First, see how we have two type definitions, we have UserType and User class, the motivation behind this is that UserType is the type returned by our data source, in this case, it’s our user document on MongoDB, while the User class is the return type of our Loader, that is, the data already encapsulated.

Why is this distinction important? Remember that we said, in our previous post, that a well-defined interface should be returned to our GraphQL resolvers? The User class on this Loader is that well-defined interface.

Hiding some fields

Looking more into the differences between the two types, there is no password on the data returned, because for security reasons this data should not be available on our GraphQL server.

We are also filtering the email and active properties out of the returned data, in case the logged-in user is not the same than the User being loaded (we keep the currently logged user in the GraphQL context, see: https://github.com/entria/graphql-dataloader-boilerplate/blob/debb09a3d/src/app.js#L38).

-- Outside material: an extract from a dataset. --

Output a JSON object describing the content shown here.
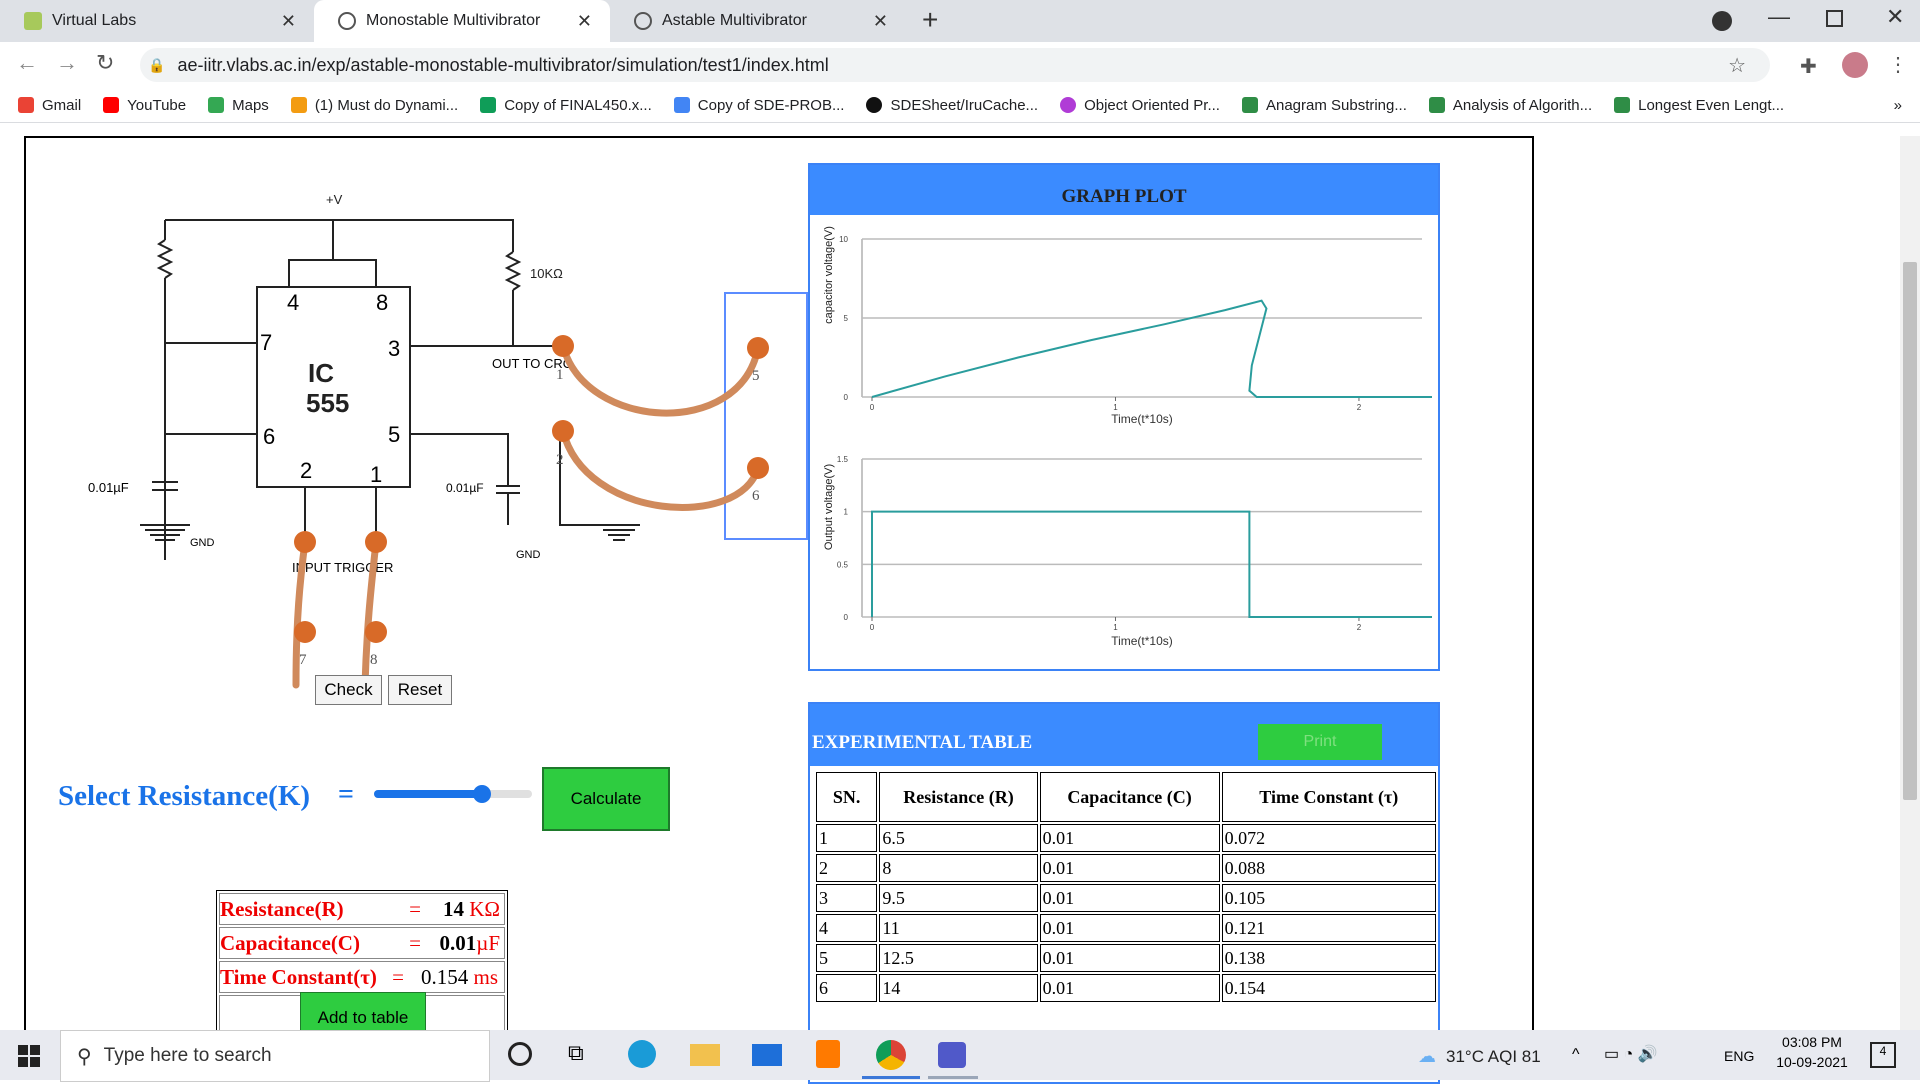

// you can only see your own email, and your active status
if (user && user._id.equals(data._id)) {
  this.email = data.email
  this.active = data.active
}

Hiding Everything

Until now we are just omitting some fields in the returned data, but what if we want to return null for this user if some conditions are met?

While loading the user information, in the load function, we are calling another function called viewerCanSee:

return viewerCanSee(context, data) ? new User(data, context) : null

This method can be used to verify if the user data should be returned or not, for example, if in this app, users can only see themselves, and no one else, unless they have an admin flag, which in this case they can see everyone, we could use the following viewerCanSee implementation:

const viewerCanSee = ({ user }, data) => {
  return user.admin || user._id.equals(data._id)
}

This can be as complex as you want, you could have a pre-built ACL for the logged user stored in the context, with the permissions for every resource on your API, and check for it on the viewerCanSee of your loaders.


That is it, that is the main idea behind the loaders files on our GraphQL boilerplate, feel free to submit pull requests there if you think we missed anything, or if you want to improve the code, we ❤️ pull requests.